You'll see very little of that here. Ryan Gosling's nameless cliché knows all along he's a replicant, though it appears that, as in the Alien franchise, the over-emotional earlier models have been replaced by much more reliable and therefore much less interesting androids who behave themselves like good little toy soldiers should. Rutger Hauer's demonic yet ultimately sympathetic Roy Batty, the true heart and soul of the first movie, has no worthy successor. The dull protagonist mostly expresses what few emotions he has through a time-wasting relationship with his holographic AI "girlfriend", who is blatantly included purely because the tyranny of political correctness has made Strong Wimmin compulsory, so they can only get away with having a Girly Girl in the film by making her even less real than everybody else in a movie about androids. The ultra-violent female Roy Batty substitute makes even less impression than the boring hero. As for Harrison Ford, during his few scenes he looks like someone who didn't want to do it but was beaten into submission with a huge cheque. And Jared Leto's barking mad baddie is on screen for about five minutes, during which he does dreadful things for no reason at all in case we hadn't caught on that the guy who owns The Big Corporation is evil like he always is.
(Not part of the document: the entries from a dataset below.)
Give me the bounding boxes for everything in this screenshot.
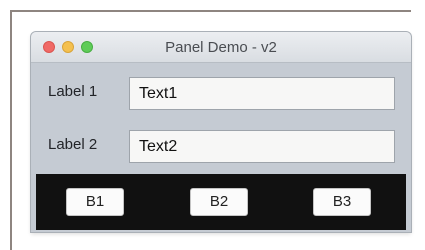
button-bar: B1 B2 B3 — [36, 174, 406, 230]
b1-button[interactable]: B1 — [66, 188, 124, 216]
text-field-2[interactable]: Text2 — [129, 130, 395, 163]
b3-button[interactable]: B3 — [313, 188, 371, 216]
panel-window: Panel Demo - v2 Label 1 Text1 Label 2 Te… — [31, 32, 411, 232]
title-bar: Panel Demo - v2 — [31, 32, 411, 63]
b2-button[interactable]: B2 — [190, 188, 248, 216]
label-2: Label 2 — [48, 136, 98, 153]
label-1: Label 1 — [48, 83, 98, 100]
window-title: Panel Demo - v2 — [165, 39, 277, 56]
text-field-1[interactable]: Text1 — [129, 77, 395, 110]
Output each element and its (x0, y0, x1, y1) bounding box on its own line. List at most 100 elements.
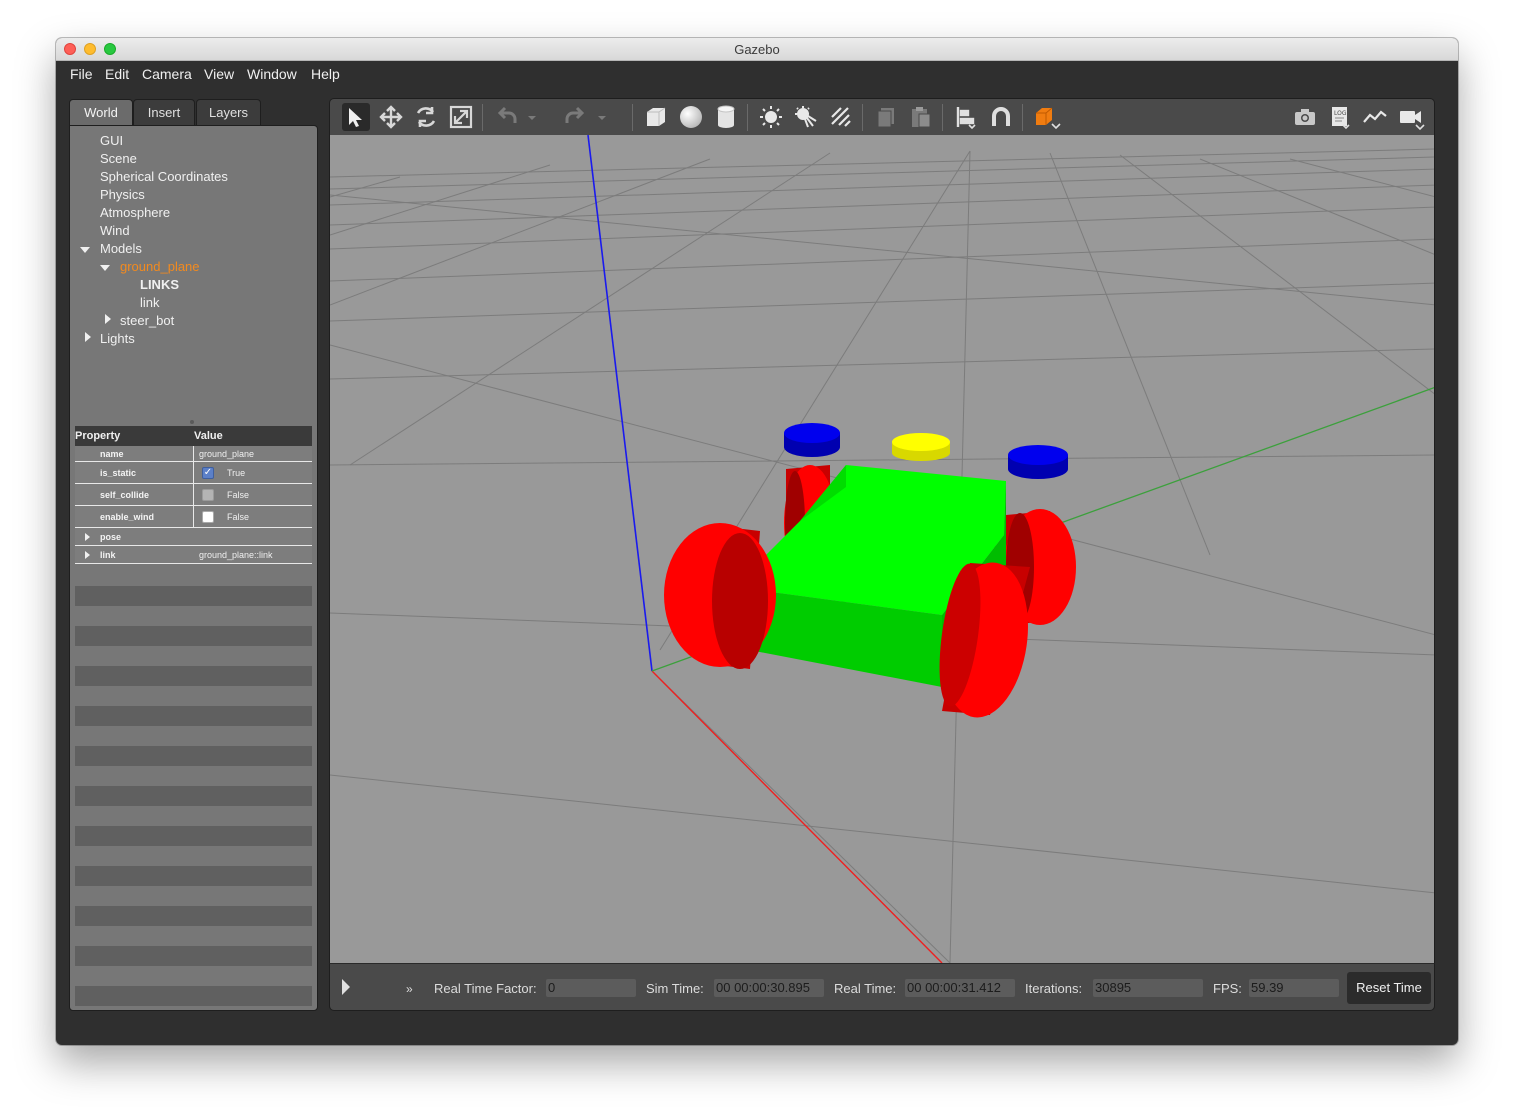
property-key: link (100, 550, 116, 560)
tree-item-spherical-coordinates[interactable]: Spherical Coordinates (100, 169, 228, 184)
left-panel: World Insert Layers GUI Scene Spherical … (69, 99, 318, 1011)
menu-edit[interactable]: Edit (105, 66, 129, 82)
menu-bar: File Edit Camera View Window Help (56, 61, 1458, 87)
point-light-icon[interactable] (757, 103, 785, 131)
paste-icon[interactable] (907, 103, 935, 131)
expand-arrow-icon[interactable] (85, 533, 90, 541)
tree-item-models[interactable]: Models (100, 241, 142, 256)
enable-wind-checkbox[interactable] (202, 511, 214, 523)
tree-links-header: LINKS (140, 277, 179, 292)
empty-property-row (75, 946, 312, 966)
step-button[interactable]: » (406, 982, 413, 996)
steer-cap-left (784, 423, 840, 457)
steer-bot-expand-icon[interactable] (105, 314, 111, 324)
menu-window[interactable]: Window (247, 66, 297, 82)
empty-property-row (75, 866, 312, 886)
play-pause-button[interactable] (342, 979, 350, 995)
property-row-link[interactable]: link ground_plane::link (75, 546, 312, 564)
menu-camera[interactable]: Camera (142, 66, 192, 82)
empty-property-row (75, 586, 312, 606)
lights-expand-icon[interactable] (85, 332, 91, 342)
property-row-self-collide: self_collide False (75, 484, 312, 506)
empty-property-row (75, 626, 312, 646)
self-collide-checkbox[interactable] (202, 489, 214, 501)
fps-field: 59.39 (1249, 979, 1339, 997)
property-value: ground_plane::link (199, 550, 273, 560)
sphere-shape-icon[interactable] (677, 103, 705, 131)
property-row-is-static: is_static ✓ True (75, 462, 312, 484)
screenshot-icon[interactable] (1291, 103, 1319, 131)
menu-view[interactable]: View (204, 66, 234, 82)
sensor-disk (892, 433, 950, 461)
rotate-mode-icon[interactable] (412, 103, 440, 131)
property-key: pose (100, 532, 122, 542)
menu-file[interactable]: File (70, 66, 93, 82)
empty-property-row (75, 746, 312, 766)
undo-icon[interactable] (492, 103, 520, 131)
spot-light-icon[interactable] (792, 103, 820, 131)
tree-item-lights[interactable]: Lights (100, 331, 135, 346)
view-angle-icon[interactable] (1032, 103, 1061, 131)
tree-item-ground-plane[interactable]: ground_plane (120, 259, 200, 274)
fps-label: FPS: (1213, 981, 1242, 996)
tree-item-physics[interactable]: Physics (100, 187, 145, 202)
empty-property-row (75, 906, 312, 926)
tree-item-link[interactable]: link (140, 295, 160, 310)
empty-property-row (75, 986, 312, 1006)
world-panel: GUI Scene Spherical Coordinates Physics … (69, 125, 318, 1011)
tree-item-scene[interactable]: Scene (100, 151, 137, 166)
empty-property-row (75, 826, 312, 846)
property-key: is_static (100, 468, 137, 478)
align-icon[interactable] (952, 103, 980, 131)
tab-insert[interactable]: Insert (133, 99, 195, 125)
ground-plane-expand-icon[interactable] (100, 265, 110, 271)
property-row-name: name ground_plane (75, 446, 312, 462)
empty-property-row (75, 706, 312, 726)
tree-item-gui[interactable]: GUI (100, 133, 123, 148)
empty-property-row (75, 666, 312, 686)
cylinder-shape-icon[interactable] (712, 103, 740, 131)
expand-arrow-icon[interactable] (85, 551, 90, 559)
copy-icon[interactable] (872, 103, 900, 131)
plot-icon[interactable] (1361, 103, 1389, 131)
steer-cap-right (1008, 445, 1068, 479)
scene-viewport[interactable] (329, 135, 1435, 963)
header-property: Property (75, 430, 121, 442)
panel-splitter-handle[interactable] (190, 420, 194, 424)
tree-item-steer-bot[interactable]: steer_bot (120, 313, 174, 328)
main-toolbar: LOG (329, 98, 1435, 135)
scale-mode-icon[interactable] (447, 103, 475, 131)
menu-help[interactable]: Help (311, 66, 340, 82)
property-key: name (100, 449, 124, 459)
scene-render (330, 135, 1434, 963)
reset-time-button[interactable]: Reset Time (1347, 972, 1431, 1004)
redo-history-icon[interactable] (594, 103, 610, 131)
real-time-field: 00 00:00:31.412 (905, 979, 1015, 997)
status-bar: » Real Time Factor: 0 Sim Time: 00 00:00… (329, 963, 1435, 1011)
svg-text:LOG: LOG (1334, 110, 1347, 117)
empty-property-row (75, 786, 312, 806)
undo-history-icon[interactable] (524, 103, 540, 131)
models-expand-icon[interactable] (80, 247, 90, 253)
redo-icon[interactable] (562, 103, 590, 131)
snap-icon[interactable] (987, 103, 1015, 131)
directional-light-icon[interactable] (827, 103, 855, 131)
iterations-field: 30895 (1093, 979, 1203, 997)
real-time-factor-label: Real Time Factor: (434, 981, 537, 996)
select-mode-icon[interactable] (342, 103, 370, 131)
property-row-pose[interactable]: pose (75, 528, 312, 546)
gazebo-window: Gazebo File Edit Camera View Window Help… (56, 38, 1458, 1045)
property-value: False (227, 512, 250, 522)
log-icon[interactable]: LOG (1326, 103, 1354, 131)
box-shape-icon[interactable] (642, 103, 670, 131)
is-static-checkbox[interactable]: ✓ (202, 467, 214, 479)
video-record-icon[interactable] (1396, 103, 1425, 131)
property-key: self_collide (100, 490, 150, 500)
title-bar: Gazebo (56, 38, 1458, 61)
tab-layers[interactable]: Layers (196, 99, 261, 125)
window-title: Gazebo (734, 42, 780, 57)
translate-mode-icon[interactable] (377, 103, 405, 131)
tab-world[interactable]: World (69, 99, 133, 125)
tree-item-wind[interactable]: Wind (100, 223, 130, 238)
tree-item-atmosphere[interactable]: Atmosphere (100, 205, 170, 220)
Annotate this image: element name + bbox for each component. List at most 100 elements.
And so on. With characters this uninteresting, nearly every scene ends up being stolen by the scenery. Which it has to be said is magnificent, and that's why I gave the film more than one star. But without larger-than-life characters like Batty and Pris to inhabit this twisted wonderland, it never comes to life the way it should. This is a beautifully gift-wrapped box of nothing that doesn't feel as though it takes place in the same world as "Blade Runner", and doesn't make us care one tenth as much about its protagonists. Even the handful of questions we were left with way back in 1982 aren't fully answered. Instead, we get a whole new raft of unresolved plot-threads to be explored in an ongoing franchise which, since this movie lost $80m, presumably won't happen. Oh well, maybe "Blade Runner III" will get it right. If they stick to their current schedule, we'll find out in 2052.
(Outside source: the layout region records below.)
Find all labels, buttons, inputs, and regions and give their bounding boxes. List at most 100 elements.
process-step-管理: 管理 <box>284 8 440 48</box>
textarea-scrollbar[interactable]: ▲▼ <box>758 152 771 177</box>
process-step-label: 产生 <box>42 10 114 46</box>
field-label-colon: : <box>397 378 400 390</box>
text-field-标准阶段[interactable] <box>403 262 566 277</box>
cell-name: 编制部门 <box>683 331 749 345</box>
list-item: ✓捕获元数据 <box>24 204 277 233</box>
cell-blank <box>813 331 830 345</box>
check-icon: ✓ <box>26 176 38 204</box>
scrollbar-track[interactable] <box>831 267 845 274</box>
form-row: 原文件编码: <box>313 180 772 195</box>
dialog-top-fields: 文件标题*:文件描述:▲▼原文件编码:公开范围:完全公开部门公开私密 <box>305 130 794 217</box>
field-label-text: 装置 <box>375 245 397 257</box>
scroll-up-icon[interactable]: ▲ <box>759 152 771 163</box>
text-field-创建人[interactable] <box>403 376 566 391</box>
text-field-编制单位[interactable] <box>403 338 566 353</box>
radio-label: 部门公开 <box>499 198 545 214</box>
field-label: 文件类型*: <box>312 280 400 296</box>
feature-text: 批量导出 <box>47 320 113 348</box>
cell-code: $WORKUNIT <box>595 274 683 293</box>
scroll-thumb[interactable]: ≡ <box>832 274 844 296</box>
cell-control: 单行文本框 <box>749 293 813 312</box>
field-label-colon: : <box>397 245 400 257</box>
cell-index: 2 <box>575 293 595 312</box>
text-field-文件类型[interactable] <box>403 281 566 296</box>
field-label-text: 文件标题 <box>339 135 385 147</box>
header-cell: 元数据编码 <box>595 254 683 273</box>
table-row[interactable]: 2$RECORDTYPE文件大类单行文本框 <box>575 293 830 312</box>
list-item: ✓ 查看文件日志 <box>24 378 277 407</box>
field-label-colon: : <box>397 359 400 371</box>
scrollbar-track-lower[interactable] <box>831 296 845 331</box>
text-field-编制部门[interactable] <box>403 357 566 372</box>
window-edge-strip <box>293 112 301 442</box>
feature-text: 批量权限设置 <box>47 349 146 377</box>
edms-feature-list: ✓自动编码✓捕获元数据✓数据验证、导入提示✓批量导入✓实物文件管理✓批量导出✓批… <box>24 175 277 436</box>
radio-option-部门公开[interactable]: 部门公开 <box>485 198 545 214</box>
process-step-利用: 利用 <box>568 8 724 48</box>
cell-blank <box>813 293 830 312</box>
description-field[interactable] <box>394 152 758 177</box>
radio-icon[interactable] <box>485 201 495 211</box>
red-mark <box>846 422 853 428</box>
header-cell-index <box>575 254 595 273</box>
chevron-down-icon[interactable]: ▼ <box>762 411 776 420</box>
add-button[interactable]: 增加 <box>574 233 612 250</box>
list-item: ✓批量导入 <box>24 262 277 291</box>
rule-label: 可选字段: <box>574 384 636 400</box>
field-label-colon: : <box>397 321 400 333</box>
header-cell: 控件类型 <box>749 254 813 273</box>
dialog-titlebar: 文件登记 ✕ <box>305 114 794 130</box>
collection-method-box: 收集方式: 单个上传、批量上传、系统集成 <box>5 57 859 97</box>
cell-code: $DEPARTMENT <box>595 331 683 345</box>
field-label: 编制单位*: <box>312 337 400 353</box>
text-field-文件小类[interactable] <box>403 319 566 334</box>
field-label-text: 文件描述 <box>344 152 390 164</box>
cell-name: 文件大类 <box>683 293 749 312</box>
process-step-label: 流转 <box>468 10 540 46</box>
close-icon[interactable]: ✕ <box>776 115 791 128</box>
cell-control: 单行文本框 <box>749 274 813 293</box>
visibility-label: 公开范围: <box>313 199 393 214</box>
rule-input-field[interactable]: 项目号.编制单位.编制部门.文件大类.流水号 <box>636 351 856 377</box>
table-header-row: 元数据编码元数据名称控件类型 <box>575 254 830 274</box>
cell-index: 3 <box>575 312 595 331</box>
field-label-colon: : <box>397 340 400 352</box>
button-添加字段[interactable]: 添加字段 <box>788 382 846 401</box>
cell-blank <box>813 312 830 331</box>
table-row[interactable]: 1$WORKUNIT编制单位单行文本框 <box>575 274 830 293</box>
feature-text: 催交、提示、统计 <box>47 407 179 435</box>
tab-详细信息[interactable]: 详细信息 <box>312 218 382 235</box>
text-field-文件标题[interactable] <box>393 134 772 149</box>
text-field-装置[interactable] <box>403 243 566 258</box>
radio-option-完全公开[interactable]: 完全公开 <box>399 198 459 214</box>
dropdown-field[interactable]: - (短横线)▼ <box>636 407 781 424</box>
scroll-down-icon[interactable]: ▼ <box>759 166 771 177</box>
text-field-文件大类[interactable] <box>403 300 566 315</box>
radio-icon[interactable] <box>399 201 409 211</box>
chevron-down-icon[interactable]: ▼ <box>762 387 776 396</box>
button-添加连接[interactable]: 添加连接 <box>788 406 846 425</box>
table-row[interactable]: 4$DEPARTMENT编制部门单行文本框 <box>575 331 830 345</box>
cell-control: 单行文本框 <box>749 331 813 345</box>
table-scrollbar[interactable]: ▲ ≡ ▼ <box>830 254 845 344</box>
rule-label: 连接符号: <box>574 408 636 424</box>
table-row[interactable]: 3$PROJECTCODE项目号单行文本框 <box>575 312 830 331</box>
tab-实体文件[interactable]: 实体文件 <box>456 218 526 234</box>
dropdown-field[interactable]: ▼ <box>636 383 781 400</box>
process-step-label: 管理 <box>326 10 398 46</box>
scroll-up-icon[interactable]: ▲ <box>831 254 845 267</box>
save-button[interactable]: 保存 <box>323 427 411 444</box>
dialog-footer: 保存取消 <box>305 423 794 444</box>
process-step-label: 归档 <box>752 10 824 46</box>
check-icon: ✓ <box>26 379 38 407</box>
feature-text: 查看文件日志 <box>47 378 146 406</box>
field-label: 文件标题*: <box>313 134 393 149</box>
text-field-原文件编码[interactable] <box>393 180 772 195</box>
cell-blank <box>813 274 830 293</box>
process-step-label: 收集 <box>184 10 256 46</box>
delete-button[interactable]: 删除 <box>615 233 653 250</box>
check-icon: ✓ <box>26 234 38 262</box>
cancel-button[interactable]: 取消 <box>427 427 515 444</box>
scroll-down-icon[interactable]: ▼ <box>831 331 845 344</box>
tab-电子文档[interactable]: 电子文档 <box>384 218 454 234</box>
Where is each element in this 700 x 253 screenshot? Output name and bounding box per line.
3 out of 3 members found this review helpful.
A masterpiece
- Blade Runner 2049 review by JD
The original Blade Runner is in my top 5 movies of all time, and so I was a little worried about watching the new one.
No need, it is superb.
The atmosphere and settings are as good if not better than the original, and the story picks up on the original, 30 years later.
Not sure about Ryan Gosling, but as soon as Harrison Ford arrives he steels the movie.
I look forward to watching it again, and again.
3 out of 6 members found this review helpful.